Diventare artigiani della bicicletta può essere l’idea per una startup giovane oppure, come quelli di cui leggerete nelle prossime righe, l’arrivo di una carriera passata altrove.
Giò Pozzo di professione faceva il giornalista, e un po’ continua a farlo, non fosse altro per promuovere la sua nuova attività. Adriano Maccarana era abituato a lavorare con macchine per trasformare le cose. Insieme hanno aperto una piccola bottega a Milano, zona Garibaldi, quella sempre più tirata a lucido per l’Expo. Loro tirano a lucido le cromature delle biciclette che costruiscono a marchio Orco Cicli.
«Il nome deriva da come mi chiamavano quando lavoravo in officina – dice Maccarana – a volte ero un po’ brusco». Oggi ci ripensa e ride, ha cambiato modo di vedere sicuramente le cose da quando si è messo a fare biciclette. Hanno un altro socio che costruisce i telai. Non lì, in via Pastrengo 7, dove pure hanno delle bombole (vuote) tanto per dire agli avventori che quei telai mica arrivano da chissà dove. Le biciclette sono praticamente tutte da città, più o meno “cattive”, ma con lo stile che si riconosce. Ammucchiate su una parete della piccola bottega dove, però, c’è spazio per tutto, compresi i ricordi di un piccolo Pozzo, appena bambino, già alle prese con una bicicletta da aggiustare.

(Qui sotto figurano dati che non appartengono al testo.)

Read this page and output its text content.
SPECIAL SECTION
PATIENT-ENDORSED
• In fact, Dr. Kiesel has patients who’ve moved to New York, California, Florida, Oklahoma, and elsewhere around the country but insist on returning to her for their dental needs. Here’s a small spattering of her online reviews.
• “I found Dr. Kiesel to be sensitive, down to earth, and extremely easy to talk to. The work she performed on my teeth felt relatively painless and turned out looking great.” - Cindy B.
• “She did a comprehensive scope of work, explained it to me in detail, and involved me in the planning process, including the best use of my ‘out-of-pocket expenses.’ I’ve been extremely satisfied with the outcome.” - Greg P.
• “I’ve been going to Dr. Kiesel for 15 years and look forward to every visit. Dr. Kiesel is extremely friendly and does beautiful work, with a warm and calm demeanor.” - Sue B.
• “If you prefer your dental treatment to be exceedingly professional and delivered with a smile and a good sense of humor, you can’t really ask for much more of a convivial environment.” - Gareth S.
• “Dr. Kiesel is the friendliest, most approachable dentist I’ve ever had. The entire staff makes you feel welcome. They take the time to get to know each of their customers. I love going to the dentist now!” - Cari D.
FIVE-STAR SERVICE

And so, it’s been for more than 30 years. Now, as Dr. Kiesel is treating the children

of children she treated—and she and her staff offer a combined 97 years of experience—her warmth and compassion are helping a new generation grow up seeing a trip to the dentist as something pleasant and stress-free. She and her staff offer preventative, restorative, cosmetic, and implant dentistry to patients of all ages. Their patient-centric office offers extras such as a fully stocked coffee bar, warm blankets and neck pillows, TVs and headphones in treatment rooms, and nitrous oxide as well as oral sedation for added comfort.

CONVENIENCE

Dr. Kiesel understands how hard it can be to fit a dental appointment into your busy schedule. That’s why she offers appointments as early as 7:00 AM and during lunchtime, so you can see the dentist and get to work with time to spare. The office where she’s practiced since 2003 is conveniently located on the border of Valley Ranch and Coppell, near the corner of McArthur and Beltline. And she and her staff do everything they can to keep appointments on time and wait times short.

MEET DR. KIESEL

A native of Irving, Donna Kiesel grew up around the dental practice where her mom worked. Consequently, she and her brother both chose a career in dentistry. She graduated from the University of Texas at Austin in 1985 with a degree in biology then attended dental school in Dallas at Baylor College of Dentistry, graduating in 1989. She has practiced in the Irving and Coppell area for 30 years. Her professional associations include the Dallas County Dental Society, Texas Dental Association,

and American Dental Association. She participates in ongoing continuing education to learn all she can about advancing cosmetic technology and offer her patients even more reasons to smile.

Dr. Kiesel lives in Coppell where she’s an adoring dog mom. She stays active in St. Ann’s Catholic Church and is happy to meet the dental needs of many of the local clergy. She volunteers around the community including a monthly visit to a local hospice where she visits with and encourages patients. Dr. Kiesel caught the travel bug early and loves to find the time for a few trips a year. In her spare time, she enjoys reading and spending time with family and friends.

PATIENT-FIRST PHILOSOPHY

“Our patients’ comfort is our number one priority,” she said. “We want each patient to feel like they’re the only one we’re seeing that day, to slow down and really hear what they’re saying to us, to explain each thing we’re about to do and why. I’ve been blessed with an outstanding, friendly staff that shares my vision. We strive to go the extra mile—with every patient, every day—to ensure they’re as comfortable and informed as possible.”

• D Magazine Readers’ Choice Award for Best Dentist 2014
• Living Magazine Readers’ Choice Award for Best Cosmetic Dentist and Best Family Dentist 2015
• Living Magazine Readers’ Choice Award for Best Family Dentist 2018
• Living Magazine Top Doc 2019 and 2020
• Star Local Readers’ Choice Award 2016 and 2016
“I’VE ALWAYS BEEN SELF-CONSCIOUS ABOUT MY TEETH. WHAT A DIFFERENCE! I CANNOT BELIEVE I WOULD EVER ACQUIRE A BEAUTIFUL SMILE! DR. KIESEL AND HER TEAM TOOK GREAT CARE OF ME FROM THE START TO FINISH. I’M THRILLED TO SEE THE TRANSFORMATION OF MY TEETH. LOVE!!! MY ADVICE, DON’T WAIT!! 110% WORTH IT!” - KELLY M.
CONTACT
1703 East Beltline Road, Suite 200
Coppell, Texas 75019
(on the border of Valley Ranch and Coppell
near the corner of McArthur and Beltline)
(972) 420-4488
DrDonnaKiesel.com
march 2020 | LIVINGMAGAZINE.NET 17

Lavorano l’acciaio e gli danno la forma e lo stile adatto alla città, a ognuno il suo, perché le biciclette artigianali sono tutte diverse una dall’altra e chi le va a ordinare sa che non la troverà già pronta, ma dovrà discuterne caratteristiche e montaggio. Acciaio, perché nelle vie di città è il materiale migliore, a Milano, poi, la fissa ci sta pure bene perché di salite, in pratica, non ce n’è. Ultimamente, poi, stanno sperimentando anche altro. Con il marchio Vrum Bike, stanno preparando delle biciclette a pedalata assistita. Il sistema è quello di Zehus che fornisce propulsione e si ricarica da solo quando si contropedala azionando il freno. E il tutto si comanda dallo smartphone (c’è un’app apposita) senza rovinare l’estetica della bici con fili in più (il collegamento è via bluetooth). Biciclette fisse di qualsiasi forma, anche pieghevoli purché in acciaio che qui di fibra di carbonio neanche a parlarne. E in effetti, più belle di così non potrebbero venire. Le loro sono biciclette costruite come una volta. Tanto che ci hanno fatto pure un libro. “La macchina perfetta” è il titolo. E descrive la bicicletta d’acciaio con i componenti che li monti una volta e poi te ne dimentichi o quasi. Al massimo una regolatina ogni tanto, giusto per contrastare le vibrazioni di città.